Keep shard sizes between 10 GB to 50 GB for better performance

If you have a large class of instances, use the Petabyte scale for Amazon OpenSearch Service to determine shard sizes. For example, an OpenSearch Service domain with several i3.16xlarge.search instances can support shard sizes of up to 100 GB because there are more resources available. For more information about sharding strategy, see Choosing the number of shards.

Add more data nodes to your OpenSearch Service cluster

If your OpenSearch Service cluster has reached high disk usage levels, then add more data nodes to your cluster. The addition of data nodes also adds more resources to improve cluster performance.

Note: OpenSearch Service doesn't automatically rebalance the cluster if there's a lack of available storage space. As a result, if a data node runs out of free storage space, the cluster blocks any writes. For more information about disk space management, see How do I add storage space to an Amazon OpenSearch Service domain?

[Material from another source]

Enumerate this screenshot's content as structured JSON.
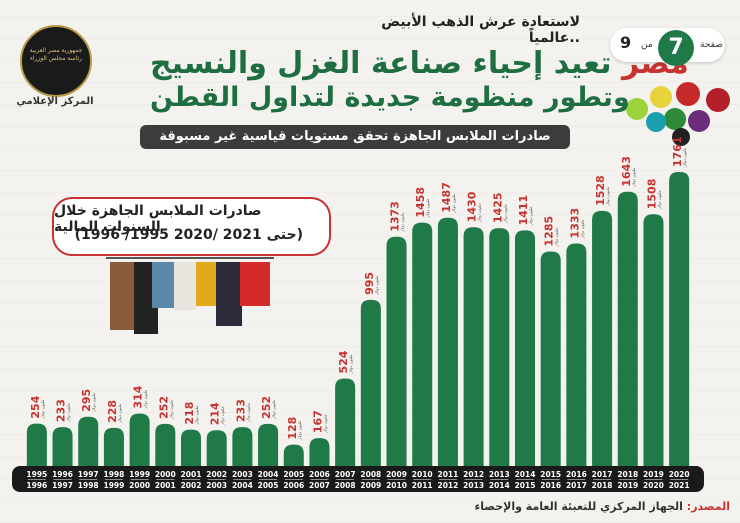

Update your sharding strategy

By default, OpenSearch Service has a sharding strategy of 5:1, where each index is divided into five primary shards. Within each index, each primary shard also has its own replica. OpenSearch Service automatically assigns primary shards and replica shards to separate data nodes, making sure that there's a backup in case of failure.

To modify OpenSearch Service default behavior, design your indices so that shards are distributed equally by size:

  • For existing indices, use the reindex API to change the number of primary shards. The _reindex API can be used to merge smaller indices into a bigger index, or it can be used to split up the bigger index. When the bigger index is split into more primary shards, the shard sizes are decreased.
  • For new indices, use the template API to define the number of primary and replica shards.

Then, update the indices settings for your shards. For more information, see Update indices settings on the Elasticsearch website.

Delete the old or unused indices to free up disk space

OpenSearch Service versions 7.1 and later support Index State Management. With ISM, you can define custom management policies so that old or unused indices are deleted after an established duration.